Let’s begin by running QAOA with \(p=3\) timesteps, and a maximum of 500 optimiser Iterations.

```
# Set up the WavefunctionSimulator from pyQuil
sim = WavefunctionSimulator()
cost_function = QAOACostFunctionOnWFSim(hamiltonian,
params=params,
sim=sim,
enable_logging=True)
```

```
t0 = time.time()
res = minimize(cost_function, params.raw(), tol=1e-3, method='Cobyla',
options={"maxiter": iters})
print('Run complete!\n','Runtime:','{:.3f}'.format(time.time()-t0))
```

```
Run complete!
Runtime: 56.446
```

```
wave_func = cost_function.get_wavefunction(params.raw())
lowest = max_probability_bitstring(wave_func.probabilities())
```

```
true_clusters = [1 if val else 0 for val in labels]
acc = cluster_accuracy(lowest,true_clusters)
```

```
True Labels of samples: [1, 1, 1, 1, 1, 0, 0, 0, 0, 0]
Lowest QAOA State: [0, 0, 1, 1, 1, 1, 0, 0, 1, 0]
Accuracy of Original State: 60.0 %
Accuracy of Complement State: 40.0 %
```

We can analyze the optimizer to see whether or not our QAOA run converged.
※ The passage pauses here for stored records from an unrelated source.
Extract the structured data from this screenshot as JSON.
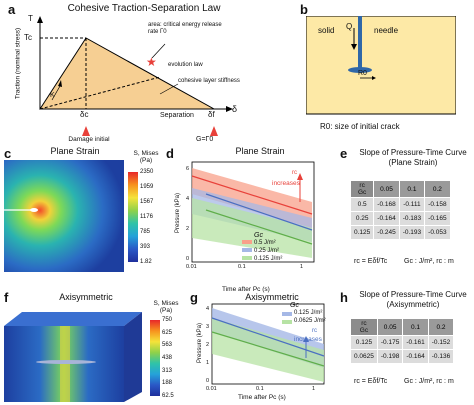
{
  "panels": {
    "a": {
      "label": "a",
      "title": "Cohesive Traction-Separation Law",
      "y_axis_label": "Traction (nominal stress)",
      "x_axis_label": "Separation",
      "T_label": "T",
      "Tc_label": "Tc",
      "delta_label": "δ",
      "deltac_label": "δc",
      "deltaf_label": "δf",
      "area_note": "area: critical energy release rate Γ0",
      "evolution_note": "evolution law",
      "stiffness_note": "cohesive layer stiffness",
      "K_label": "K",
      "damage_note": "Damage initial",
      "gamma_note": "G=Γ0"
    },
    "b": {
      "label": "b",
      "solid_label": "solid",
      "needle_label": "needle",
      "Q_label": "Q",
      "R0_label": "R0",
      "caption": "R0: size of initial crack"
    },
    "c": {
      "label": "c",
      "title": "Plane Strain",
      "legend_title": "S, Mises (Pa)",
      "scale_values": [
        "2350",
        "1959",
        "1567",
        "1176",
        "785",
        "393",
        "1.82"
      ]
    },
    "d": {
      "label": "d",
      "title": "Plane Strain",
      "ylabel": "Pressure (kPa)",
      "xlabel": "Time after Pc (s)",
      "annotation": "increases",
      "annotation_r": "rc",
      "legend_header": "Gc",
      "legend": [
        "0.5 J/m²",
        "0.25 J/m²",
        "0.125 J/m²"
      ],
      "xticks": [
        "0.01",
        "0.1",
        "1"
      ],
      "yticks": [
        "0",
        "2",
        "4",
        "6"
      ]
    },
    "e": {
      "label": "e",
      "title_line1": "Slope of Pressure-Time Curve",
      "title_line2": "(Plane Strain)",
      "corner_top": "rc",
      "corner_bottom": "Gc",
      "cols": [
        "0.05",
        "0.1",
        "0.2"
      ],
      "rows": [
        {
          "g": "0.5",
          "v": [
            "-0.168",
            "-0.111",
            "-0.158"
          ]
        },
        {
          "g": "0.25",
          "v": [
            "-0.164",
            "-0.183",
            "-0.165"
          ]
        },
        {
          "g": "0.125",
          "v": [
            "-0.245",
            "-0.193",
            "-0.053"
          ]
        }
      ],
      "formula": "rc = Eδf/Tc",
      "units": "Gc : J/m², rc : m"
    },
    "f": {
      "label": "f",
      "title": "Axisymmetric",
      "legend_title": "S, Mises (Pa)",
      "scale_values": [
        "750",
        "625",
        "563",
        "438",
        "313",
        "188",
        "62.5"
      ]
    },
    "g": {
      "label": "g",
      "title": "Axisymmetric",
      "ylabel": "Pressure (kPa)",
      "xlabel": "Time after Pc (s)",
      "annotation": "increases",
      "annotation_r": "rc",
      "legend_header": "Gc",
      "legend": [
        "0.125 J/m²",
        "0.0625 J/m²"
      ],
      "xticks": [
        "0.01",
        "0.1",
        "1"
      ],
      "yticks": [
        "0",
        "1",
        "2",
        "3",
        "4"
      ]
    },
    "h": {
      "label": "h",
      "title_line1": "Slope of Pressure-Time Curve",
      "title_line2": "(Axisymmetric)",
      "corner_top": "rc",
      "corner_bottom": "Gc",
      "cols": [
        "0.05",
        "0.1",
        "0.2"
      ],
      "rows": [
        {
          "g": "0.125",
          "v": [
            "-0.175",
            "-0.161",
            "-0.152"
          ]
        },
        {
          "g": "0.0625",
          "v": [
            "-0.198",
            "-0.164",
            "-0.136"
          ]
        }
      ],
      "formula": "rc = Eδf/Tc",
      "units": "Gc : J/m², rc : m"
    }
  },
  "colors": {
    "red": "#e8413a",
    "blue": "#4a6fc2",
    "green": "#7cc46a",
    "tan": "#f6cf93",
    "needle_blue": "#2f67a8"
  }
}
For the full message, run:

```
print(res)
```

```
print('Cost Function Value:', res.fun)
print('Converged?:',res.message)
```

```
Cost Function Value: -446.28427408573975
Converged?: Maximum number of function evaluations has been exceeded.
```

We can see we did not converge. Let’s tighten up our operations by wrapping our QAOA runs in a function and increase the QAOA parameter \(p\).

```
def run_qaoa(hamiltonian, params, timesteps, max_iters, init_state=None):
cost_function = QAOACostFunctionOnWFSim(hamiltonian,
params=params,
initial_state=init_state)
res = minimize(cost_function, params.raw(), tol=1e-3, method='Cobyla',
options={"maxiter" : max_iters})
return cost_function.get_wavefunction(params.raw()), res
```

The cell below will take around 2 to 3 minutes to run:

```
t0 = time.time()
wave_func, res = run_qaoa(hamiltonian, params, timesteps=3, max_iters=1500)
print('Run complete\n','Runtime:','{:.3f}'.format(time.time()-t0))
```

```
Run complete
Runtime: 159.021
```

```
lowest = max_probability_bitstring(wave_func.probabilities())
```

```
true_clusters = [1 if val else 0 for val in labels]
acc = cluster_accuracy(lowest,true_clusters)
print('Cost Function Value:', res.fun)
print('Converged?:',res.message)
```

```
True Labels of samples: [1, 1, 1, 1, 1, 0, 0, 0, 0, 0]
Lowest QAOA State: [1, 0, 1, 0, 0, 0, 1, 1, 1, 1]
Accuracy of Original State: 30.0 %
Accuracy of Complement State: 70.0 %
Cost Function Value: -860.5133756234061
Converged?: Optimization terminated successfully.
```

You should typically find that increasing the number of allowed iterations gives a more accurate answer. The precise numbers will depend on which Pokemons are randomly selected at the beginning.